O cenário torna-se mais problemático quando a Inteligência Artificial que toma as decisões é alimentada por informações tendenciosas e incorretas. Os algoritmos de IA podem reforçar os vieses existentes quando os sistemas são treinados em conjuntos de dados tendenciosos, antigos ou limitados. O ChatGPT e outras ferramentas tecnológicas semelhantes já foram criticados por cometer erros factuais.
Além disso, as quedas do mercado são relativamente raras e por isso não há muitas informações sobre elas. Como as IAs generativas dependem do treinamento de dados para aprender, sua falta de conhecimento sobre quebras de mercado elas, há mais propensão de isso acontecer.
"Parece que a maioria dos bancos não permitirá que seus funcionários tirem proveito do ChatGPT e outras ferramentas deste tipo. Citigroup, Bank of America, Goldman Sachs e vários outros já proibiram seu uso em pregões, alegando questões de privacidade"
Por enquanto, pelo menos, parece que a maioria dos bancos não permitirá que seus funcionários tirem proveito do ChatGPT e outras ferramentas deste tipo. Citigroup, Bank of America, Goldman Sachs e vários outros já proibiram seu uso em pregões, alegando questões de privacidade.
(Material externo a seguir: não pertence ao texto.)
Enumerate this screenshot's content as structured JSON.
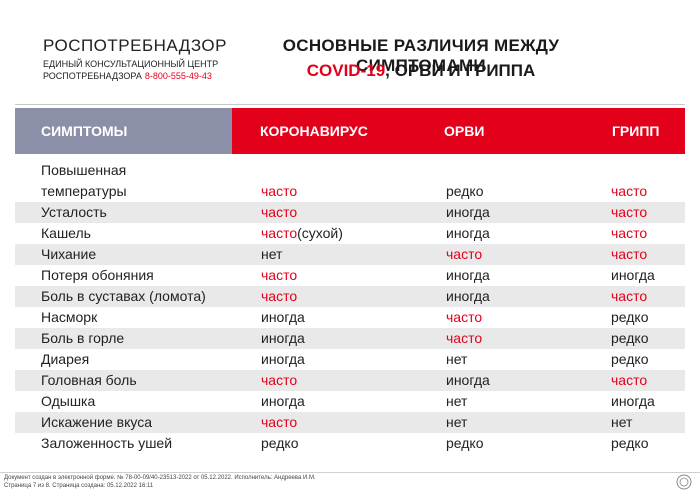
{
  "header": {
    "org": "РОСПОТРЕБНАДЗОР",
    "center_line": "ЕДИНЫЙ КОНСУЛЬТАЦИОННЫЙ ЦЕНТР",
    "center_line2": "РОСПОТРЕБНАДЗОРА",
    "phone": "8-800-555-49-43",
    "title_line1": "ОСНОВНЫЕ РАЗЛИЧИЯ МЕЖДУ СИМПТОМАМИ",
    "title_red": "COVID-19",
    "title_rest": ", ОРВИ И ГРИППА"
  },
  "table": {
    "columns": [
      "СИМПТОМЫ",
      "КОРОНАВИРУС",
      "ОРВИ",
      "ГРИПП"
    ],
    "rows": [
      {
        "symptom_line1": "Повышенная",
        "symptom": "температуры",
        "covid": "часто",
        "orvi": "редко",
        "flu": "часто"
      },
      {
        "symptom": "Усталость",
        "covid": "часто",
        "orvi": "иногда",
        "flu": "часто"
      },
      {
        "symptom": "Кашель",
        "covid": "часто",
        "covid_extra": "(сухой)",
        "orvi": "иногда",
        "flu": "часто"
      },
      {
        "symptom": "Чихание",
        "covid": "нет",
        "orvi": "часто",
        "flu": "часто"
      },
      {
        "symptom": "Потеря обоняния",
        "covid": "часто",
        "orvi": "иногда",
        "flu": "иногда"
      },
      {
        "symptom": "Боль в суставах (ломота)",
        "covid": "часто",
        "orvi": "иногда",
        "flu": "часто"
      },
      {
        "symptom": "Насморк",
        "covid": "иногда",
        "orvi": "часто",
        "flu": "редко"
      },
      {
        "symptom": "Боль в горле",
        "covid": "иногда",
        "orvi": "часто",
        "flu": "редко"
      },
      {
        "symptom": "Диарея",
        "covid": "иногда",
        "orvi": "нет",
        "flu": "редко"
      },
      {
        "symptom": "Головная боль",
        "covid": "часто",
        "orvi": "иногда",
        "flu": "часто"
      },
      {
        "symptom": "Одышка",
        "covid": "иногда",
        "orvi": "нет",
        "flu": "иногда"
      },
      {
        "symptom": "Искажение вкуса",
        "covid": "часто",
        "orvi": "нет",
        "flu": "нет"
      },
      {
        "symptom": "Заложенность ушей",
        "covid": "редко",
        "orvi": "редко",
        "flu": "редко"
      }
    ]
  },
  "footer": {
    "line1": "Документ создан в электронной форме. № 78-00-09/40-23513-2022 от 05.12.2022. Исполнитель: Андреева И.М.",
    "line2": "Страница 7 из 8. Страница создана: 05.12.2022 16:11"
  },
  "colors": {
    "accent_red": "#e3001b",
    "header_gray": "#8b90a8",
    "stripe": "#e9e9e9"
  }
}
Mas acredito profundamente que os bancos acabarão adotando a Inteligência Artificial generativa assim que sanarem suas preocupações com essa tecnologia. Isso porque os ganhos potenciais são muito altos para ignorá-la. Além disso, há o risco de os bancos que não o fizerem sejam deixados para trás pelos rivais que a adotarem.
No entanto, os riscos para os mercados financeiros, para a economia global, enfim, para todos, também são significativos. Por isso espero que eles ajam com cuidado.
*Pawan Jain é professor assistente de finanças na West Virginia University
Este artigo foi originalmente publicado em inglês no The Conversation.